Safety evaluation of cosmetic products in the EU is in particular based on the safety of the ingredients (chemical structure, toxicological profile and exposure). Cosmetic ingredients should be free of systemic toxicity in the concentration and application used in the cosmetic product. In this context, the margin of safety (MoS) is calculated and should preferably be much higher than 100: 

MoS = (NOAEL)syst/SED, with (NOAEL)syst being the maximum systemic concentration not provoking an adverse effect and SED the systemic exposure dose. 

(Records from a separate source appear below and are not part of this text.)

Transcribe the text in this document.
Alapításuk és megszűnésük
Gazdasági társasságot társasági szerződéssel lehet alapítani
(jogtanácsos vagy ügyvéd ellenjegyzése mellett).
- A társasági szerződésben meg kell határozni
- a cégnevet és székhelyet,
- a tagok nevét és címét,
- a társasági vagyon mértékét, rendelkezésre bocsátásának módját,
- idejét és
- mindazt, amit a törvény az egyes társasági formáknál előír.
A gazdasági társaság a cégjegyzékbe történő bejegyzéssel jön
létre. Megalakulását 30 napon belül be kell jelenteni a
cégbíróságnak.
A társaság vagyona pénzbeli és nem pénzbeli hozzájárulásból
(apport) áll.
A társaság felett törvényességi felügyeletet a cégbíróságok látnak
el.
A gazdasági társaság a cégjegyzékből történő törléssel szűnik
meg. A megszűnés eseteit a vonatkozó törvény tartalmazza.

As the dermal absorption is a critical factor with a significant impact on the SED, its experimental determination is of major importance, at least for the actives present in the formulation. The in vitro method as described in the OECD 428 guideline can be applied, taking the basic criteria into consideration as described in the “SCCS’s Notes of Guidance for the testing of cosmetic ingredients and their safety evaluation” (SCCS/1564/15) and also taken up in opinion SCCS/1358/10. When, however, the dermal absorption is not known, the default value of 50% dermal absorption may be used as in a retrospective study on the Annex substances of cosmetic regulation 1223/2009/EC, it could be shown that 98% and 95% of 164 substances had a dermal absorption lower than 50% and 20%, respectively. In case a very low oral bioavailability for a compound is suspected by a number of specific physico-chemical properties (e.g. molecular weight, logPow, H bond acceptor/donor, melting point, topical polar surface area) pointing in that direction, it has been proposed that an extensive dermal absorption study showing a very low dermal absorption is sufficient to omit systemic exposure studies such as oral repeated dose toxicity studies in animals.